Isabell spürt seinen heißen Atem. Sie möchte sich aus diesen starken Armen losreißen. Sie möchte diesen Mann schlagen. Mitten ins Gesicht. Weil er sich Dinge erlaubt, die sich noch niemals jemand erlaubt hat. Weil sie ihn kaum kennt und weil er doch schon tut, als seien sie sich seit Jahr und Tag vertraut.

Aber Isabell ist nicht fähig, sich zu rühren. Sie fühlt eine süße Schwäche in den Gliedern. Ist das der Wein oder ist es ein Gefühl, das sie bisher nicht gekannt hat? Ganz schwindlig ist ihr auf einmal.

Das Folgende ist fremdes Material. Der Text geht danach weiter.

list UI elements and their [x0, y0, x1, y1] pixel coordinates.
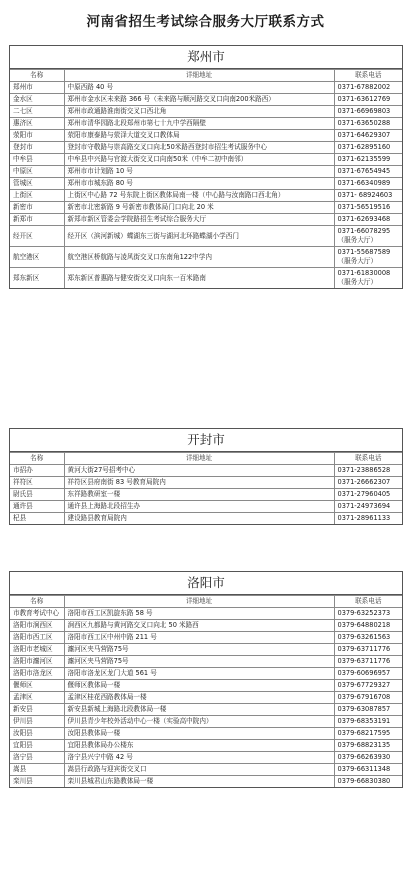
cell-address: 新密市北密新路 9 号新密市教体局门口向北 20 米 [64, 202, 334, 214]
cell-address: 航空港区桥航路与凌风街交叉口东南角122中学内 [64, 247, 334, 268]
table-row [10, 214, 402, 226]
table-row [10, 142, 402, 154]
table-row [10, 226, 402, 247]
cell-address: 中牟县中兴路与官渡大街交叉口向南50米（中牟二初中南邻） [64, 154, 334, 166]
cell-address: 郑州市金水区未来路 366 号（未来路与顺河路交叉口向南200米路西） [64, 94, 334, 106]
table-row [10, 668, 402, 680]
table-row [10, 247, 402, 268]
cell-phone: 0371-23886528 [334, 465, 402, 477]
cell-name: 嵩县 [10, 764, 64, 776]
cell-phone: 0371-63650288 [334, 118, 402, 130]
cell-address: 郑州市市城东路 80 号 [64, 178, 334, 190]
cell-phone: 0371-62693468 [334, 214, 402, 226]
cell-phone: 0371-62895160 [334, 142, 402, 154]
table-row [10, 728, 402, 740]
cell-name: 管城区 [10, 178, 64, 190]
table-row [10, 704, 402, 716]
table-row [10, 465, 402, 477]
table-row [10, 680, 402, 692]
cell-phone: 0371-24973694 [334, 501, 402, 513]
cell-phone: 0379-68823135 [334, 740, 402, 752]
cell-name: 洛阳市洛龙区 [10, 668, 64, 680]
cell-phone: 0371-28961133 [334, 513, 402, 525]
cell-name: 市教育考试中心 [10, 608, 64, 620]
table-row [10, 268, 402, 289]
cell-name: 洛阳市西工区 [10, 632, 64, 644]
cell-address: 郑州市政通路淮南街交叉口西北角 [64, 106, 334, 118]
table-row [10, 477, 402, 489]
column-header-address: 详细地址 [64, 70, 334, 82]
cell-name: 通许县 [10, 501, 64, 513]
cell-address: 栾川县城君山东路教体局一楼 [64, 776, 334, 788]
cell-name: 伊川县 [10, 716, 64, 728]
cell-address: 嵩县行政路与迎宾街交叉口 [64, 764, 334, 776]
cell-phone: 0371-62135599 [334, 154, 402, 166]
cell-name: 新郑市 [10, 214, 64, 226]
column-header-address: 详细地址 [64, 453, 334, 465]
cell-address: 祥符区县府南街 83 号教育局院内 [64, 477, 334, 489]
cell-phone: 0379-63711776 [334, 656, 402, 668]
cell-address: 偃师区教体局一楼 [64, 680, 334, 692]
table-row [10, 513, 402, 525]
cell-address: 经开区（滨河新城）蝶湖东三街与湖河北环路蝶湖小学西门 [64, 226, 334, 247]
cell-address: 新安县新城上海路北段教体局一楼 [64, 704, 334, 716]
table-row [10, 740, 402, 752]
table-row [10, 94, 402, 106]
cell-name: 尉氏县 [10, 489, 64, 501]
cell-phone: 0371-26662307 [334, 477, 402, 489]
table-row [10, 644, 402, 656]
city-header: 郑州市 [10, 46, 402, 69]
cell-phone: 0371-63612769 [334, 94, 402, 106]
cell-address: 郑州市市计划路 10 号 [64, 166, 334, 178]
cell-address: 黄河大街27号招考中心 [64, 465, 334, 477]
cell-phone: 0379-68217595 [334, 728, 402, 740]
cell-phone: 0371-66078295（服务大厅） [334, 226, 402, 247]
cell-phone: 0371-67654945 [334, 166, 402, 178]
cell-address: 宜阳县教体局办公楼东 [64, 740, 334, 752]
cell-address: 洛阳市西工区凯旋东路 58 号 [64, 608, 334, 620]
cell-address: 瀍河区夹马营路75号 [64, 656, 334, 668]
table-row [10, 82, 402, 94]
cell-phone: 0371-56519516 [334, 202, 402, 214]
cell-name: 洛阳市瀍河区 [10, 656, 64, 668]
cell-name: 中原区 [10, 166, 64, 178]
cell-phone: 0379-63087857 [334, 704, 402, 716]
table-row [10, 166, 402, 178]
cell-name: 新密市 [10, 202, 64, 214]
table-row [10, 752, 402, 764]
cell-phone: 0379-63261563 [334, 632, 402, 644]
cell-address: 伊川县青少年校外活动中心一楼（实验高中院内） [64, 716, 334, 728]
cell-name: 孟津区 [10, 692, 64, 704]
cell-phone: 0371-61830008（服务大厅） [334, 268, 402, 289]
cell-phone: 0371-67882002 [334, 82, 402, 94]
table-row [10, 154, 402, 166]
table-row [10, 118, 402, 130]
cell-phone: 0379-66311348 [334, 764, 402, 776]
contact-table [10, 69, 402, 288]
column-header-name: 名称 [10, 596, 64, 608]
page-title: 河南省招生考试综合服务大厅联系方式 [86, 14, 325, 30]
table-row [10, 178, 402, 190]
table-row [10, 632, 402, 644]
cell-name: 洛阳市涧西区 [10, 620, 64, 632]
cell-address: 登封市守敬路与崇高路交叉口向北50米路西登封市招生考试服务中心 [64, 142, 334, 154]
contact-table [10, 595, 402, 787]
table-row [10, 501, 402, 513]
cell-name: 宜阳县 [10, 740, 64, 752]
cell-phone: 0371-66340989 [334, 178, 402, 190]
cell-name: 祥符区 [10, 477, 64, 489]
cell-phone: 0379-67729327 [334, 680, 402, 692]
cell-name: 中牟县 [10, 154, 64, 166]
table-row [10, 776, 402, 788]
table-row [10, 106, 402, 118]
cell-address: 涧西区九都路与黄河路交叉口向北 50 米路西 [64, 620, 334, 632]
cell-name: 上街区 [10, 190, 64, 202]
cell-phone: 0379-64880218 [334, 620, 402, 632]
cell-name: 惠济区 [10, 118, 64, 130]
cell-name: 郑州市 [10, 82, 64, 94]
cell-address: 洛宁县兴宁中路 42 号 [64, 752, 334, 764]
table-row [10, 764, 402, 776]
cell-name: 经开区 [10, 226, 64, 247]
cell-address: 汝阳县教体局一楼 [64, 728, 334, 740]
column-header-address: 详细地址 [64, 596, 334, 608]
cell-name: 荥阳市 [10, 130, 64, 142]
cell-address: 上街区中心路 72 号东院上街区教体局南一楼（中心路与汝南路口西北角） [64, 190, 334, 202]
cell-phone: 0371-64629307 [334, 130, 402, 142]
cell-phone: 0379-68353191 [334, 716, 402, 728]
table-row [10, 190, 402, 202]
cell-address: 建设路县教育局院内 [64, 513, 334, 525]
table-header-row [10, 453, 402, 465]
table-row [10, 620, 402, 632]
cell-name: 登封市 [10, 142, 64, 154]
cell-name: 杞县 [10, 513, 64, 525]
cell-name: 二七区 [10, 106, 64, 118]
column-header-name: 名称 [10, 453, 64, 465]
cell-address: 郑东新区普惠路与健安街交叉口向东一百米路南 [64, 268, 334, 289]
cell-phone: 0379-63711776 [334, 644, 402, 656]
column-header-name: 名称 [10, 70, 64, 82]
table-row [10, 130, 402, 142]
city-block [9, 428, 403, 525]
column-header-phone: 联系电话 [334, 596, 402, 608]
cell-name: 航空港区 [10, 247, 64, 268]
cell-address: 中原西路 40 号 [64, 82, 334, 94]
cell-phone: 0371- 68924603 [334, 190, 402, 202]
table-row [10, 608, 402, 620]
cell-phone: 0379-60696957 [334, 668, 402, 680]
cell-phone: 0371-66969803 [334, 106, 402, 118]
cell-address: 孟津区桂花西路教体局一楼 [64, 692, 334, 704]
column-header-phone: 联系电话 [334, 453, 402, 465]
table-header-row [10, 70, 402, 82]
cell-address: 通许县上海路北段招生办 [64, 501, 334, 513]
cell-address: 新郑市新区管委会学院路招生考试综合服务大厅 [64, 214, 334, 226]
table-header-row [10, 596, 402, 608]
city-header: 洛阳市 [10, 572, 402, 595]
cell-phone: 0379-67916708 [334, 692, 402, 704]
cell-name: 市招办 [10, 465, 64, 477]
cell-name: 汝阳县 [10, 728, 64, 740]
table-row [10, 716, 402, 728]
cell-address: 荥阳市康泰路与荥泽大道交叉口教体局 [64, 130, 334, 142]
cell-phone: 0371-55687589（服务大厅） [334, 247, 402, 268]
table-row [10, 656, 402, 668]
city-header: 开封市 [10, 429, 402, 452]
cell-address: 郑州市清华园路北段郑州市第七十九中学西隔壁 [64, 118, 334, 130]
cell-name: 金水区 [10, 94, 64, 106]
table-row [10, 489, 402, 501]
cell-name: 洛阳市老城区 [10, 644, 64, 656]
cell-phone: 0379-66263930 [334, 752, 402, 764]
cell-name: 郑东新区 [10, 268, 64, 289]
cell-address: 洛阳市西工区中州中路 211 号 [64, 632, 334, 644]
cell-phone: 0379-63252373 [334, 608, 402, 620]
cell-name: 偃师区 [10, 680, 64, 692]
city-block [9, 45, 403, 289]
contact-table [10, 452, 402, 524]
column-header-phone: 联系电话 [334, 70, 402, 82]
cell-phone: 0379-66830380 [334, 776, 402, 788]
cell-address: 瀍河区夹马营路75号 [64, 644, 334, 656]
cell-address: 洛阳市洛龙区龙门大道 561 号 [64, 668, 334, 680]
table-row [10, 202, 402, 214]
cell-address: 东祥路教研室一楼 [64, 489, 334, 501]
cell-phone: 0371-27960405 [334, 489, 402, 501]
table-row [10, 692, 402, 704]
cell-name: 洛宁县 [10, 752, 64, 764]
city-block [9, 571, 403, 788]
cell-name: 新安县 [10, 704, 64, 716]
cell-name: 栾川县 [10, 776, 64, 788]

Nach dem Tanz führt er sie wieder zu ihrem Platz. Er ­bestellt neuen Wein, und Isabell trinkt ihr Glas sehr schnell aus.

Jeden Tanz tanzt er mit ihr. Sie fügt sich willenlos. Auf einmal erblickt sie auch Ulla. Ulla hat glühendrote Wangen und liegt selig lächelnd in den Armen eines wildfremden jungen Mannes.

»Ulla«, ruft Isabell erfreut und auch ängstlich.

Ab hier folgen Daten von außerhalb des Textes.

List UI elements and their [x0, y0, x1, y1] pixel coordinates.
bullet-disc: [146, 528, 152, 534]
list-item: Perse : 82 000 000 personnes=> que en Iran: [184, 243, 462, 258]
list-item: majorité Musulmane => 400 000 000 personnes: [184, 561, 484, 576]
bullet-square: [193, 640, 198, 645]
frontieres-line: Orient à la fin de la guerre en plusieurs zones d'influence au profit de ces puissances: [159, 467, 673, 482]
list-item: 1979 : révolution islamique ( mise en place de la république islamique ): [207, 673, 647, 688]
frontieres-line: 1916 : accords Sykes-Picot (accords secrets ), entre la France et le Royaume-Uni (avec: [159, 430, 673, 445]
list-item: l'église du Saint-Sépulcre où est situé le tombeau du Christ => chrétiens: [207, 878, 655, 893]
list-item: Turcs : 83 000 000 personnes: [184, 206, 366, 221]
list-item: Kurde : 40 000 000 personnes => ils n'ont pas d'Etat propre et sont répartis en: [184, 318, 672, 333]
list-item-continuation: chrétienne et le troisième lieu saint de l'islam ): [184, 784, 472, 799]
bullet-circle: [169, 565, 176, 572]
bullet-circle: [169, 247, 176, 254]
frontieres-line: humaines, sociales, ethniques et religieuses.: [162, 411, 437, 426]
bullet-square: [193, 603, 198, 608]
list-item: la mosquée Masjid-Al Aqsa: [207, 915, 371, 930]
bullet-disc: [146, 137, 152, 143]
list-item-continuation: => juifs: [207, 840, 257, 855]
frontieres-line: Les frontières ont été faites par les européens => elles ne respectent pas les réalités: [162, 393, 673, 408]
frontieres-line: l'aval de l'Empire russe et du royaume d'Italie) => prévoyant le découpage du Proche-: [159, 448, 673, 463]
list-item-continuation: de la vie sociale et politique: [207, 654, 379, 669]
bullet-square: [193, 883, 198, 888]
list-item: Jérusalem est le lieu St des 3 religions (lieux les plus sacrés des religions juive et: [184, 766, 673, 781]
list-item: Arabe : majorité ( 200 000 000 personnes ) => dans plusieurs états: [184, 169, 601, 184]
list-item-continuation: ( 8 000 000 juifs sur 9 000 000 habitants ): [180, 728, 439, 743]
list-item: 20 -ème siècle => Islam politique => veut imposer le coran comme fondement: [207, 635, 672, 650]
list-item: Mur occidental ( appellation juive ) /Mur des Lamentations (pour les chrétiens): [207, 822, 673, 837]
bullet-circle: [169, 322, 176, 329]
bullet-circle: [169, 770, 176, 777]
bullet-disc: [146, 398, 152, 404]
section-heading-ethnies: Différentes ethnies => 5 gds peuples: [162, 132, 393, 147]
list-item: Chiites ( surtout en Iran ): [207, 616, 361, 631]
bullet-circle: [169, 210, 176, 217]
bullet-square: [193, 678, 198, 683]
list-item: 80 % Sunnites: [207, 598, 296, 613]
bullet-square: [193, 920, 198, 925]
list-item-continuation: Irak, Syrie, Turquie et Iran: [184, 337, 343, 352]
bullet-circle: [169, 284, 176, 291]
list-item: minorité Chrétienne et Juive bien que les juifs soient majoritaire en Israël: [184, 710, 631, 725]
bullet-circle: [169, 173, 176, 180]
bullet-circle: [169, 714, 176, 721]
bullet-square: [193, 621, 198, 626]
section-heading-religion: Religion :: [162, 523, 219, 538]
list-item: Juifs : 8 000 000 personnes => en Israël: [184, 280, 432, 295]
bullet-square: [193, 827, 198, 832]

Ulla sieht sie. »Juhu«, ruft sie und schwenkt ihren Arm. Sie scheint sich fabelhaft zu amüsieren und dasselbe von Isabell anzunehmen.

»Ist das deine Freundin?« fragt Rainer.

»Ja«, preßt Isabell zwischen den Lippen hervor. Sie will mit Ulla sprechen. Sie will veranlassen, daß sie beide sofort das Fest verlassen. Aber Ulla ist im nächsten Moment schon wieder ihren Blicken entschwunden.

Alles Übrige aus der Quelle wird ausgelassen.